SUBSYSTEM=="block", ENV{ID_CDROM}=="?*", ENV{ID_PATH}=="pci-0000:00:1f.2-scsi-5:0:0:0", SYMLINK+="cdrw", ENV{GENERATED}="1"
SUBSYSTEM=="block", ENV{ID_CDROM}=="?*", ENV{ID_PATH}=="pci-0000:00:1f.2-scsi-5:0:0:0", SYMLINK+="dvd", ENV{GENERATED}="1"
SUBSYSTEM=="block", ENV{ID_CDROM}=="?*", ENV{ID_PATH}=="pci-0000:00:1f.2-scsi-5:0:0:0", SYMLINK+="dvdrw", ENV{GENERATED}="1"

Once the file is as required, save it and exit from Kate. We now have to issue a command from a text console in order to have the system reconfigure the device nodes for the DVD drive with the new names. Alternatively you can just reboot your system and this will do the same thing.

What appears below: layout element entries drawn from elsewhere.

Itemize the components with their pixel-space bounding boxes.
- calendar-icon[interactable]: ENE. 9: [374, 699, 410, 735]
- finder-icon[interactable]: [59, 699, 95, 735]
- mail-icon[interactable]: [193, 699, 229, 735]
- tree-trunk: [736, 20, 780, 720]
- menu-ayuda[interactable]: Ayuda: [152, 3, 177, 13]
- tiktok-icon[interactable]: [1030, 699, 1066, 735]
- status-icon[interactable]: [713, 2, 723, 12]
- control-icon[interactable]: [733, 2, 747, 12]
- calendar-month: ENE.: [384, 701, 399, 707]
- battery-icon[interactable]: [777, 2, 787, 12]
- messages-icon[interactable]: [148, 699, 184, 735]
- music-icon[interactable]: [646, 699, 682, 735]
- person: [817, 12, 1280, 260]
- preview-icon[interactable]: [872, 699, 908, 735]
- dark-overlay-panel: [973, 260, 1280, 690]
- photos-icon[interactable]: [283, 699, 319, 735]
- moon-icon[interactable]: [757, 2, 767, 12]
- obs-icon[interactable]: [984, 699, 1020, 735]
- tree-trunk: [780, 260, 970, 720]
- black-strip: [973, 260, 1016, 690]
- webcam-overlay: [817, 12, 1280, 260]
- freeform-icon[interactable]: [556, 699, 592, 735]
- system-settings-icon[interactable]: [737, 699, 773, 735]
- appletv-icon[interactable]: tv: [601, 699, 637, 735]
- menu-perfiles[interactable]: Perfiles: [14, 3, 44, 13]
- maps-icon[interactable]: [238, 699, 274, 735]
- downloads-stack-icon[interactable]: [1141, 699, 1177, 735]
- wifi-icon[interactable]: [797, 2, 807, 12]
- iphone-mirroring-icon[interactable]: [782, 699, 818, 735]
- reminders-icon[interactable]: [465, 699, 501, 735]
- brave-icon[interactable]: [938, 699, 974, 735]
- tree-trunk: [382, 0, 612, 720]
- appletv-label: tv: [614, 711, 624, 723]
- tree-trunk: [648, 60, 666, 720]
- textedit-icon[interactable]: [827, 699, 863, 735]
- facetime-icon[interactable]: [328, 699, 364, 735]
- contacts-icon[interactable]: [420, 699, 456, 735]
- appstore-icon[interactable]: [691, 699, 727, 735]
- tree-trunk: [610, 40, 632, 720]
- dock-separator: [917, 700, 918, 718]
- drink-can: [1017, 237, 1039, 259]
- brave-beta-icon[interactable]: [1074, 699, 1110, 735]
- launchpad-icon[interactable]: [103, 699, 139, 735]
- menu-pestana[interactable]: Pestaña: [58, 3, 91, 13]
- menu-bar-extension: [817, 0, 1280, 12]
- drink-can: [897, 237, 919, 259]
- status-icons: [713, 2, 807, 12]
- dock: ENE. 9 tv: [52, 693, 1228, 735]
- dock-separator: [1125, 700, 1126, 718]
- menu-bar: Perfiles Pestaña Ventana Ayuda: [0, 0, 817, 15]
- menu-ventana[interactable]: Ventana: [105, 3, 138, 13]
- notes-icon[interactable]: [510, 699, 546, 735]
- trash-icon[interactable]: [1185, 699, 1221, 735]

To issue that command, start a text console and enter this command.

sudo udevadm trigger

The system will ask for your password.

Start a text console.

Issue the command.

 

Now if you check the device nodes in the /dev directory they should reflect the changes made to your 70-persistent-cd.rules file.

Time to test DVD playback with Kaffeine. Hopefully now Kaffeine will now successfully play DVD's as it does on my system.

Note: If when you try to play a DVD, the original fault

has gone away, but you still can't play a commercial DVD, it might be because you need to install libdvdcss2 onto your system. This is necessary to play back commercial DVDs. It can be downloaded from the packages page of the Medibuntu web site. Once you install libdvdcss2, you'll need to eject and re-insert the disk before you can play it back.